Sul piano della forma, il regista fa della rappresentazione del mondo il riflesso della personalità schizofrenica del suo antieroe, e quindi delle componenti drammatiche e grottesche insite da una parte, nelle conseguenze psicologiche  degli abusi familiari subìti dal protagonista e riversati sui malcapitati di turno dall’altra, nella frustrazione di cui si nutre il sogno del protagonista di diventare un stand-up comedian di successo, infranto in diretta nazionale nel corso del talk-show presentato  da un Robert De Niro qui nella parte opposta a quella che gli era toccata in "Re per una notte". Che poi, a ben vedere, quella di Gotham City sia la quintessenza della società dello spettacolo ce lo dice la scrittura del film, ancora una volta imperniata dal narcisismo esibizionistico di Joker, sempre intento a pensare in grande, immaginandosi una star televisiva, oppure lesto a trasformare strade e scalinate nel palcoscenico su cui ballare le note degli adorati musical (genere al quale di certo "Joker" guarda e si rifà).

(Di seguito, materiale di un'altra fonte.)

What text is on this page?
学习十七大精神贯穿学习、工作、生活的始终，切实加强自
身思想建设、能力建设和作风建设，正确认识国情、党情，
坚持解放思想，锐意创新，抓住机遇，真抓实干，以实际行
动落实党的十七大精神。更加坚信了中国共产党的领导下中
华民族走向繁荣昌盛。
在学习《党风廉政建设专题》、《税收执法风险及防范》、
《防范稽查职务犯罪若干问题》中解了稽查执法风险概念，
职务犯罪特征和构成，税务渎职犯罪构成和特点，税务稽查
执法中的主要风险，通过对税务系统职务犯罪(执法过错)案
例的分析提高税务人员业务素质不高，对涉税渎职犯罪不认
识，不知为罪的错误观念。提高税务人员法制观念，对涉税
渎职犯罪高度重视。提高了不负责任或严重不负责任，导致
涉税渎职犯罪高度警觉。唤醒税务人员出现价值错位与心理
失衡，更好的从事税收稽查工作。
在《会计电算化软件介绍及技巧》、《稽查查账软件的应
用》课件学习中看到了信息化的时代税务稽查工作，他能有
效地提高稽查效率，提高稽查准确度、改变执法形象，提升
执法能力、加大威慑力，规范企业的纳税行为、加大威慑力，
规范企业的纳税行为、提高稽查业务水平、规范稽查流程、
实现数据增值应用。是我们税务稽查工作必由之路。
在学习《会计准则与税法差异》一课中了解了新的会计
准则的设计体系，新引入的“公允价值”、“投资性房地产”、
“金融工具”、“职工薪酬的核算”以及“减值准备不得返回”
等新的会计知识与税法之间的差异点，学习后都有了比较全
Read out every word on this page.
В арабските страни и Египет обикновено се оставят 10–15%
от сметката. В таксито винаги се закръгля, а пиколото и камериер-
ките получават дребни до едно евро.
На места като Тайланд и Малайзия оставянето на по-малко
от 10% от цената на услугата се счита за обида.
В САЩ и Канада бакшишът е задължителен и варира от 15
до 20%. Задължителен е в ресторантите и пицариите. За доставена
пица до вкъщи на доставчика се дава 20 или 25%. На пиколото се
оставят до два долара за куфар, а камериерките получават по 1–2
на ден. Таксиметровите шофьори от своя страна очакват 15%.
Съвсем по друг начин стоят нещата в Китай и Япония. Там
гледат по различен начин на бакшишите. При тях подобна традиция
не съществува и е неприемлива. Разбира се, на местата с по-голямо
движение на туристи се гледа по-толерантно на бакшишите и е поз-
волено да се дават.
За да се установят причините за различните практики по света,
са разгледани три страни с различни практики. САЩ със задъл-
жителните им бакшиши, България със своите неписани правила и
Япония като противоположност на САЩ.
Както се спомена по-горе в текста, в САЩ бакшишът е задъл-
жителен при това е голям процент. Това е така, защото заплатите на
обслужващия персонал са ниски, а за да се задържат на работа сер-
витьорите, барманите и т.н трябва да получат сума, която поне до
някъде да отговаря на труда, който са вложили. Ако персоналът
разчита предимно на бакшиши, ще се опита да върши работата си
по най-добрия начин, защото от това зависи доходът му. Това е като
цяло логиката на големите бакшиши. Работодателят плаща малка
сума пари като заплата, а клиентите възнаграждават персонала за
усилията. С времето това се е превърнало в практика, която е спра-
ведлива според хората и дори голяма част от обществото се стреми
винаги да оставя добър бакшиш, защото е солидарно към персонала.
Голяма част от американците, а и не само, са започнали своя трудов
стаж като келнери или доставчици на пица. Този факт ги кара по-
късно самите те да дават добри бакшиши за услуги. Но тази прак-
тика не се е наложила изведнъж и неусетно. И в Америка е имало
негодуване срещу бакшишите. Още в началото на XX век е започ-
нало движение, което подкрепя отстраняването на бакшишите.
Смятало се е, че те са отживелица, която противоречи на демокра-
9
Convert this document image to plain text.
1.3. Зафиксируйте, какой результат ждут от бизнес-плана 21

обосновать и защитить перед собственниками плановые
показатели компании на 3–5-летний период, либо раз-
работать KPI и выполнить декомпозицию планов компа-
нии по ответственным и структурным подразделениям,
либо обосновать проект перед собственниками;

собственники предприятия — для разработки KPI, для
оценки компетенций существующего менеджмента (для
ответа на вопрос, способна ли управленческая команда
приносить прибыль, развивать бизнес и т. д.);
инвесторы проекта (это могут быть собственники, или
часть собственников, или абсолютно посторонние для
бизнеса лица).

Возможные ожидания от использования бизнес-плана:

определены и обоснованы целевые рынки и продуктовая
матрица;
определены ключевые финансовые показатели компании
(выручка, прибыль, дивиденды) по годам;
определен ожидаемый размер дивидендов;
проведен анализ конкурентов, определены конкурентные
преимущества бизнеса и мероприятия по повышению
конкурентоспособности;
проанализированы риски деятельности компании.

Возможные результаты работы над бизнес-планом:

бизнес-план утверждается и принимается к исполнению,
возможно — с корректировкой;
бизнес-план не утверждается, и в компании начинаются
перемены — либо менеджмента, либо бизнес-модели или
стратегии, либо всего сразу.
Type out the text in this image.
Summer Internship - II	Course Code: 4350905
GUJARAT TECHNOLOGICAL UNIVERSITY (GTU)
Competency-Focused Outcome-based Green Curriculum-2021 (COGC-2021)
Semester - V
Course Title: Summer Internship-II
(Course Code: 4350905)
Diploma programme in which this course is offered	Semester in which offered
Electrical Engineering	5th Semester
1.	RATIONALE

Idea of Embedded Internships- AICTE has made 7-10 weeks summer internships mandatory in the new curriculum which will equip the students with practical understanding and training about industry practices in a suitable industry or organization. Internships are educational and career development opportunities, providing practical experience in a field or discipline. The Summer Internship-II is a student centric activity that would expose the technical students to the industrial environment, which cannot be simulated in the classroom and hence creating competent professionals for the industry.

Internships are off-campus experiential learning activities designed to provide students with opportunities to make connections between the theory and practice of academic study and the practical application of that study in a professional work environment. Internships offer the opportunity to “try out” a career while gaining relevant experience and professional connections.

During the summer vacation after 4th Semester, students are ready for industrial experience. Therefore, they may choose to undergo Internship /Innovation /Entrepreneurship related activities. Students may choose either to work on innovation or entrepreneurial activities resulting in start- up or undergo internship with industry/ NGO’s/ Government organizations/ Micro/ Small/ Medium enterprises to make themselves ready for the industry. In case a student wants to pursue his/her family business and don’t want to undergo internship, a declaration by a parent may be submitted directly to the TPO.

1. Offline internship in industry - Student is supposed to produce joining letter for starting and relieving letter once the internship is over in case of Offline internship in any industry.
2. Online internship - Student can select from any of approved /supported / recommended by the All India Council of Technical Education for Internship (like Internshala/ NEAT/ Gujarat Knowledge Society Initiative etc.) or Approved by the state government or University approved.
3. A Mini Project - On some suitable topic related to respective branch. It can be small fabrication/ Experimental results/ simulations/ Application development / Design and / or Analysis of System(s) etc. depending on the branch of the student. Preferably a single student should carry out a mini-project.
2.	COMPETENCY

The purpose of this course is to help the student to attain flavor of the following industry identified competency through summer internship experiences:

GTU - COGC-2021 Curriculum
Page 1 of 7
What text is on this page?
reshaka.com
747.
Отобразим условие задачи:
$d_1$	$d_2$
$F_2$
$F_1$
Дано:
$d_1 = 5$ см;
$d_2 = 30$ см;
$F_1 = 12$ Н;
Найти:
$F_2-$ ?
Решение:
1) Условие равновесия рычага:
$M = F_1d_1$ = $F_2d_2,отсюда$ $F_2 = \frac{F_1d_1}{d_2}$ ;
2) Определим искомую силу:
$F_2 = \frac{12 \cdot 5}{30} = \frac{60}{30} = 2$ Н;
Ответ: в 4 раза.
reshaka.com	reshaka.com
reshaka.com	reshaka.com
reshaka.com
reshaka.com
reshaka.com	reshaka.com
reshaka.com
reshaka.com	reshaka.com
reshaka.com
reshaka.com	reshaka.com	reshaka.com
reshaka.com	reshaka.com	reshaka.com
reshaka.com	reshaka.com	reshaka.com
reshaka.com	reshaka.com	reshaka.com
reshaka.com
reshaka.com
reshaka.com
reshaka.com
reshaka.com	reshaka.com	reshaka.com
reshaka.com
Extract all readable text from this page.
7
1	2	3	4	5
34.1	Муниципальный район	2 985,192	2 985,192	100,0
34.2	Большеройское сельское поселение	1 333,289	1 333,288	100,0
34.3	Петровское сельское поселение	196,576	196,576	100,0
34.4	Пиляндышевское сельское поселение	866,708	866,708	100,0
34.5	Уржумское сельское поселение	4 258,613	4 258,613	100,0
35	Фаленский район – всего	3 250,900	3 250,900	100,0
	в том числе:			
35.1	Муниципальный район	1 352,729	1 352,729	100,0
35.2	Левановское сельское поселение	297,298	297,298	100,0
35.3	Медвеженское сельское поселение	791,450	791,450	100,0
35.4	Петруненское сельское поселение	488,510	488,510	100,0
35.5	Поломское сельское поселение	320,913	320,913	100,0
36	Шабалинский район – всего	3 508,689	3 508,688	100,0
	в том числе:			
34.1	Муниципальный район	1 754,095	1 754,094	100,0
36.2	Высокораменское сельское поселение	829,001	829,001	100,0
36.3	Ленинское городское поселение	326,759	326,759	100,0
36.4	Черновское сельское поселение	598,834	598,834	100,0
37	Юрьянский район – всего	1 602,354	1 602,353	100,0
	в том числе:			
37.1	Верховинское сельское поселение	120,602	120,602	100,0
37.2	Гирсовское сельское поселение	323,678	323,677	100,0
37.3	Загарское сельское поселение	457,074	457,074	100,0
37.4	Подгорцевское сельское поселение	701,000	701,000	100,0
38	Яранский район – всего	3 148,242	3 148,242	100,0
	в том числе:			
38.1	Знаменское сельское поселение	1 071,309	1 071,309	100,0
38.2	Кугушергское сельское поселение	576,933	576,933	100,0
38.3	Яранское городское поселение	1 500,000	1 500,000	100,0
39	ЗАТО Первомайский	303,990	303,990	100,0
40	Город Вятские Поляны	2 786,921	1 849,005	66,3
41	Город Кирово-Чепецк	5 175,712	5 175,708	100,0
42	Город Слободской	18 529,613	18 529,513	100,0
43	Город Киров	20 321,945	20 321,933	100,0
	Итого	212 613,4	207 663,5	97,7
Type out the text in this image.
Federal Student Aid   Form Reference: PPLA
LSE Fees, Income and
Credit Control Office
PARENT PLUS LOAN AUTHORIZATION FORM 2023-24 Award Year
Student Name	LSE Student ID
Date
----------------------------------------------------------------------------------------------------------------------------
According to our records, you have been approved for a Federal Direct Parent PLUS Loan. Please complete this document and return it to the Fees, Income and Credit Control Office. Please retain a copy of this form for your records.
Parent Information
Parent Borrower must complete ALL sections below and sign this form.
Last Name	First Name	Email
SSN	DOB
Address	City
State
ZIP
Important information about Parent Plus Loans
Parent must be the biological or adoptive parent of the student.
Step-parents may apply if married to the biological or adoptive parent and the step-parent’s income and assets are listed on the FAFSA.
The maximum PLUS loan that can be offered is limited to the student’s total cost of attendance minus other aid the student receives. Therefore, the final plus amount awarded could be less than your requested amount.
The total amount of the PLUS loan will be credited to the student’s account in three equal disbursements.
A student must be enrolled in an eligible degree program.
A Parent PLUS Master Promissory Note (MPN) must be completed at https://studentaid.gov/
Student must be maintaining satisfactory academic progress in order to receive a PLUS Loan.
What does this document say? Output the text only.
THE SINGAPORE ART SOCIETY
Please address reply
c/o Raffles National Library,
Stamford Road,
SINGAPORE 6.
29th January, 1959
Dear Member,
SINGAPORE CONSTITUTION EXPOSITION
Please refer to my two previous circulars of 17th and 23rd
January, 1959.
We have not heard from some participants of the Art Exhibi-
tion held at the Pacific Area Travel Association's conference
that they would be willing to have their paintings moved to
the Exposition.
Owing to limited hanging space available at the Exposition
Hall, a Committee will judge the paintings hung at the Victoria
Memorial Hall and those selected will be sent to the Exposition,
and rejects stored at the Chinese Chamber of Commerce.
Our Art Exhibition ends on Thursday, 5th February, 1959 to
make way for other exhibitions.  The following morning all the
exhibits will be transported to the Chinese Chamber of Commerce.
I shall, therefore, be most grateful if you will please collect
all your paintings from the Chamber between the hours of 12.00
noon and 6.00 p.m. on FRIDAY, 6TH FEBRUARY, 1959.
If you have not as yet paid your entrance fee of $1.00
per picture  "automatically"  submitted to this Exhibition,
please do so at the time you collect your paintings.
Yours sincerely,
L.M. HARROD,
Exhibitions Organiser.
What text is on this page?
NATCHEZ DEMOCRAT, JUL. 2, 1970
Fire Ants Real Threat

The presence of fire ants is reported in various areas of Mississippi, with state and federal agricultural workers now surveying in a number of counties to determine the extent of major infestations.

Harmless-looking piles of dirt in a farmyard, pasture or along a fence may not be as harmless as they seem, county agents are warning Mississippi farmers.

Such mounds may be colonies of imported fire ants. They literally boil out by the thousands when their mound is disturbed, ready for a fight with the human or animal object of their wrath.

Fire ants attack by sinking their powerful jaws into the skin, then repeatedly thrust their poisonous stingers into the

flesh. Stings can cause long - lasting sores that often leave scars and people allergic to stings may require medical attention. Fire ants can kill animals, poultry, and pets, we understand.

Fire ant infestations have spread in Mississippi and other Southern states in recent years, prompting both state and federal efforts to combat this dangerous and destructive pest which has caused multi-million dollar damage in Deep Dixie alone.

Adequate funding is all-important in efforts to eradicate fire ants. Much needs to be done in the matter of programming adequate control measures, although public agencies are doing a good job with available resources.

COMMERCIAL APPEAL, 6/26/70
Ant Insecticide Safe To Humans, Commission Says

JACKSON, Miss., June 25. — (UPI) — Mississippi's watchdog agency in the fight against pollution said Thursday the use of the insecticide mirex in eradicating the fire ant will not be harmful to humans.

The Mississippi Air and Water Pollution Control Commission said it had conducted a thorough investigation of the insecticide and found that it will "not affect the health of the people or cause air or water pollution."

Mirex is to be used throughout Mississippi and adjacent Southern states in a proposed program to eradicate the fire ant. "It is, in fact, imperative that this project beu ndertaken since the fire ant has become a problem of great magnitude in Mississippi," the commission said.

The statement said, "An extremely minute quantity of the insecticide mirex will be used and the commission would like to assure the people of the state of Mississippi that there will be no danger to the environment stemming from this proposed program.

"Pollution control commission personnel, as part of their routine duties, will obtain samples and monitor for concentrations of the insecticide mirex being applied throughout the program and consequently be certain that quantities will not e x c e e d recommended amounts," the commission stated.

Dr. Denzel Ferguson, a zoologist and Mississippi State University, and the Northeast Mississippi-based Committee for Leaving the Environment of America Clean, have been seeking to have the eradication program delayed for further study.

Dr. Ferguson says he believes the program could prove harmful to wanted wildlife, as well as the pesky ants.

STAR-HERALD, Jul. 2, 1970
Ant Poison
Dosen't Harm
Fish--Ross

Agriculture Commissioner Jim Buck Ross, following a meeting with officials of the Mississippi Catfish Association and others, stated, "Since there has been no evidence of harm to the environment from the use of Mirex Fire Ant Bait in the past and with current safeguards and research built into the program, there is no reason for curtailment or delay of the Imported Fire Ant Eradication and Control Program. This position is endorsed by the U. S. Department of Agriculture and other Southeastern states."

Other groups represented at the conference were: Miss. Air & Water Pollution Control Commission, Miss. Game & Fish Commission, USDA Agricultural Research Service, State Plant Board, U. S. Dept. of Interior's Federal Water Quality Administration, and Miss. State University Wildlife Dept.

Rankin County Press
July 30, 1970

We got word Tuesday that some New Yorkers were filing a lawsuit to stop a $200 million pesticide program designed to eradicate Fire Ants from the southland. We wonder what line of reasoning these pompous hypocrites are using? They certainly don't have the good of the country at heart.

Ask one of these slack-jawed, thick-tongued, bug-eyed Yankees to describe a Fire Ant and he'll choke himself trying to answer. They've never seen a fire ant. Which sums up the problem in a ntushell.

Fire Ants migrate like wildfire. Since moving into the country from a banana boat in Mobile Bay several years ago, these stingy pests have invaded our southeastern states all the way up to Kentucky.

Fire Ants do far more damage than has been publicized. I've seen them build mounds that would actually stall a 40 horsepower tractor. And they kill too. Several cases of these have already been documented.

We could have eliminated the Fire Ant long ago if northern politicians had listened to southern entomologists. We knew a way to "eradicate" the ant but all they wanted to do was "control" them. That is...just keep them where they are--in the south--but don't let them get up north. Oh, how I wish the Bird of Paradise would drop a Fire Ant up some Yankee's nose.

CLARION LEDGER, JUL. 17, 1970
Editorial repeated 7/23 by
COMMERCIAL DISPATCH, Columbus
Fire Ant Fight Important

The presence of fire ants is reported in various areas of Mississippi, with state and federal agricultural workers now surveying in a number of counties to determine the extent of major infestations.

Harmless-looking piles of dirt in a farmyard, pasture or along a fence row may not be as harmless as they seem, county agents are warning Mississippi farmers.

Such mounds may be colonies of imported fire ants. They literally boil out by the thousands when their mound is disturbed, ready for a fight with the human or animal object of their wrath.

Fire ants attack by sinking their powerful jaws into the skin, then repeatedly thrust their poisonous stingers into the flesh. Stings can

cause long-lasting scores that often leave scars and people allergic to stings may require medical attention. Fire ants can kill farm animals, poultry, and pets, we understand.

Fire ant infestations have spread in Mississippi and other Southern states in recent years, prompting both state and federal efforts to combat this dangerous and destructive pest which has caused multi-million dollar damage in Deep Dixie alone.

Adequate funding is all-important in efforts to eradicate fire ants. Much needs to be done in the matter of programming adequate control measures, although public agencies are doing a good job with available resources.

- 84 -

Ma il film è soprattutto il one man show di Joaquin Phoenix, incontenibile, versatile e strabiliante con o senza la maschera grottesca che gli incornicia il viso in un ghigno di crudele follia. L’impressione è quella di trovarsi di fronte a un campione di una compagine sportiva lasciato libero di esprimersi a suo piacere a patto che porti a casa il risultato anche per gli altri. Joaquin di certo lo fa, perché accanto a lui a fare un figurone sono il regista e gli altri attori, davvero di contorno (anche Robert De Niro) rispetto agli assoli di Phoenix.
Comunque la si pensi, siamo di fronte a un modello di recitazione degna del miglior Actor's Studio, dunque a quell’immersione totale nel personaggio che ha come contropartita gli eccessi legati al surplus di enfasi dovuto al fatto di recitare a briglie sciolte. In realtà, considerata la natura a dir poco sopra le righe del protagonista, certi surplus di ego ci possono pure stare. Certo, siamo lontani dalla rigorosa sobrietà di Jean Dujiardin (anche lui candidato a vincere un premio come migliore attore) e non c’è dubbio che quando si muove a passo di danza, oppure mentre si rivolge all’interlocutore con dei primi piani degni del Perkins di "Psyco", la performance del nostro diventa davvero irresistibile.

A parte Phoenix,  Phillips ci mette anche del suo firmando la sceneggiatura e poi inventandosi una specie di Kammerspiel in cui dolby e panoramiche sono quasi sempre esclusi nell’intenzione di enfatizzare la dimensione psichica della rappresentazione. Il risultato è un falso blockbuster (non solo dal punto di vista estetico ma anche in termini produttivi) sempre in bilico tra realtà e allucinazione. In attesa di sapere gli esiti del palmarès veneziano in cui "Joker" è dato (non da noi) tra i favoriti per la vittoria finale, aspettiamo di vedere l’accoglienza del film da parte del pubblico pagante per aggiungere ulteriori considerazioni. In ogni caso promozione a pieni voti per Phoenix e soci.